Defending the indefensible
When a person is confronted with truth, facts, and reality how they react tells much about them. It talks about their mindset, intelligence, discipline, emotions, thoughts, and habits which ultimately tells a lot about their character.
“We are what we repeatedly do. Excellence, then, is not an act, but a habit.” – Will Durant
How do people react when someone points out something that is patently true, factual, or even deemed a worthy or convincing argument? These are good responses worth developing as a habit:
- Acknowledge the observations and findings.
- Show understanding and empathy
- Admit your ignorance and what you didn’t know
- Be open and willing to learn or investigate more
- Appreciate and thank the person for their correction
- Make them feel acknowledged, vindicated, and respected
These are poor responses:
- Deny, double down, and stay with your outwitted, false storyline (confirmation biases, optimism biases, belief bias, false consensus, backfire effect, ostrich-effect, herd mentality)
- Deflect, use distractions, get personal, ridicule, mock, back more confident in the little we know (red herring, ad hominem, Dunning-Kruger effect)
- Ignore the truth and facts; enjoy the benefits of sticking to what you are (don’t compromise your status, position, job, earnings, personal status quo, disapproval of your superiors, peers, or juniors)
When you suspect something is wrong, or when you know that the bullshit you tell yourself doesn’t add up, what do you do? How do you defend the indefensible? The easiest way to maintain “cognitive dissonance” is to develop a coping strategy to deal with your conscience – some sort of equilibrium to subordinate the voice of any good angel on your right shoulder.
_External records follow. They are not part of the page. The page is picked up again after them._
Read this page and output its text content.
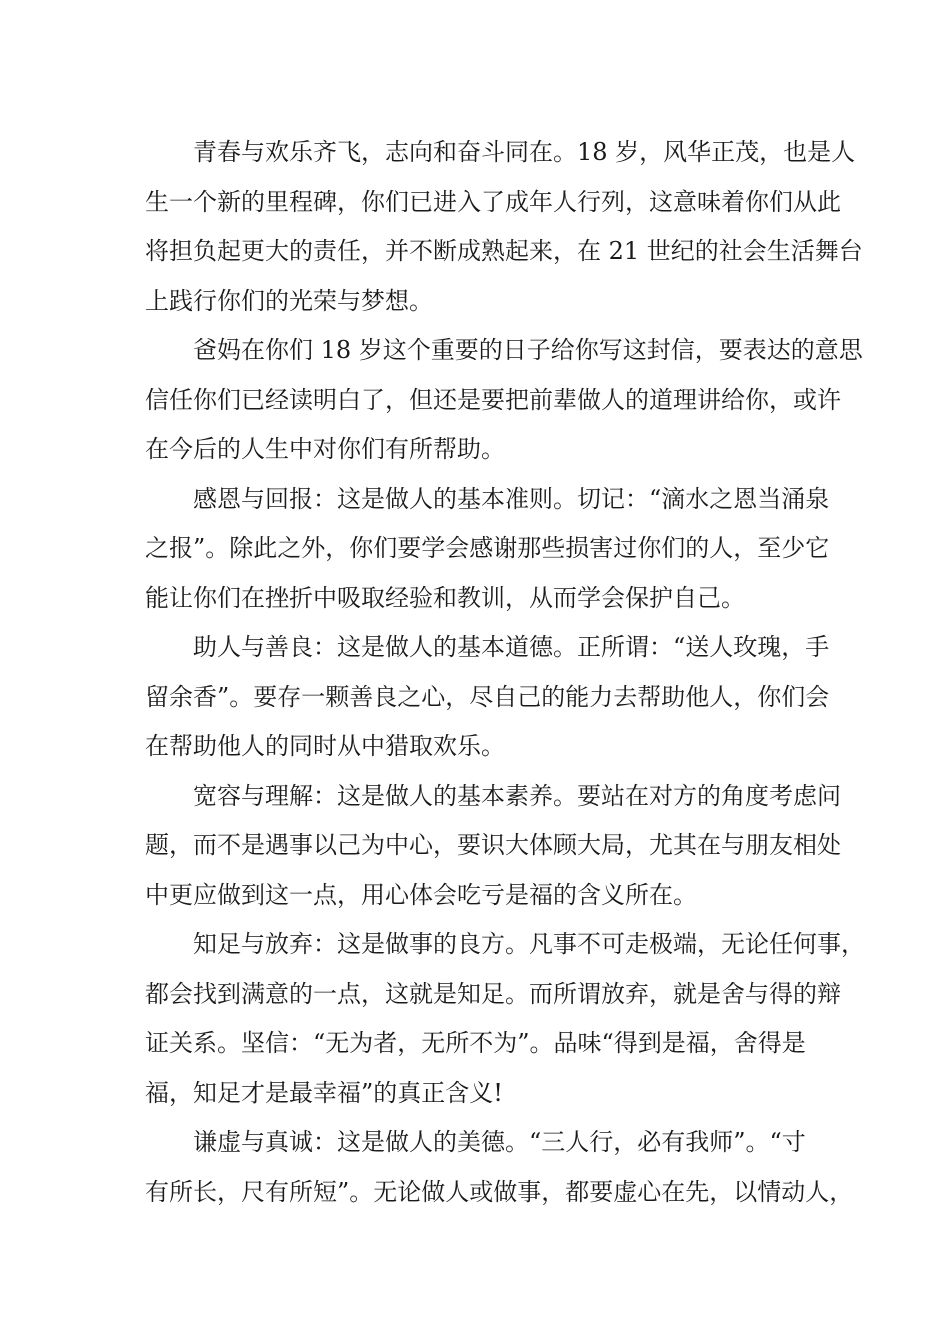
青春与欢乐齐飞，志向和奋斗同在。18 岁，风华正茂，也是人
生一个新的里程碑，你们已进入了成年人行列，这意味着你们从此
将担负起更大的责任，并不断成熟起来，在 21 世纪的社会生活舞台
上践行你们的光荣与梦想。
爸妈在你们 18 岁这个重要的日子给你写这封信，要表达的意思
信任你们已经读明白了，但还是要把前辈做人的道理讲给你，或许
在今后的人生中对你们有所帮助。
感恩与回报：这是做人的基本准则。切记：“滴水之恩当涌泉
之报”。除此之外，你们要学会感谢那些损害过你们的人，至少它
能让你们在挫折中吸取经验和教训，从而学会保护自己。
助人与善良：这是做人的基本道德。正所谓：“送人玫瑰，手
留余香”。要存一颗善良之心，尽自己的能力去帮助他人，你们会
在帮助他人的同时从中猎取欢乐。
宽容与理解：这是做人的基本素养。要站在对方的角度考虑问
题，而不是遇事以己为中心，要识大体顾大局，尤其在与朋友相处
中更应做到这一点，用心体会吃亏是福的含义所在。
知足与放弃：这是做事的良方。凡事不可走极端，无论任何事，
都会找到满意的一点，这就是知足。而所谓放弃，就是舍与得的辩
证关系。坚信：“无为者，无所不为”。品味“得到是福，舍得是
福，知足才是最幸福”的真正含义!
谦虚与真诚：这是做人的美德。“三人行，必有我师”。“寸
有所长，尺有所短”。无论做人或做事，都要虚心在先，以情动人，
There is benefit in self-deception, lies, stories, sticking to practices, policies, methods, outdated technologies, and processes that are simply problematic, untrue, wrong, or unfair.
There is also benefit in accepting truth, facts, evidence, and reality. This will be courage, integrity, commitment, bravery, and self-respect, But this may be a lonely road – a road less traveled, swimming upstream, making yourself conspicuous, open to jeers from the masses.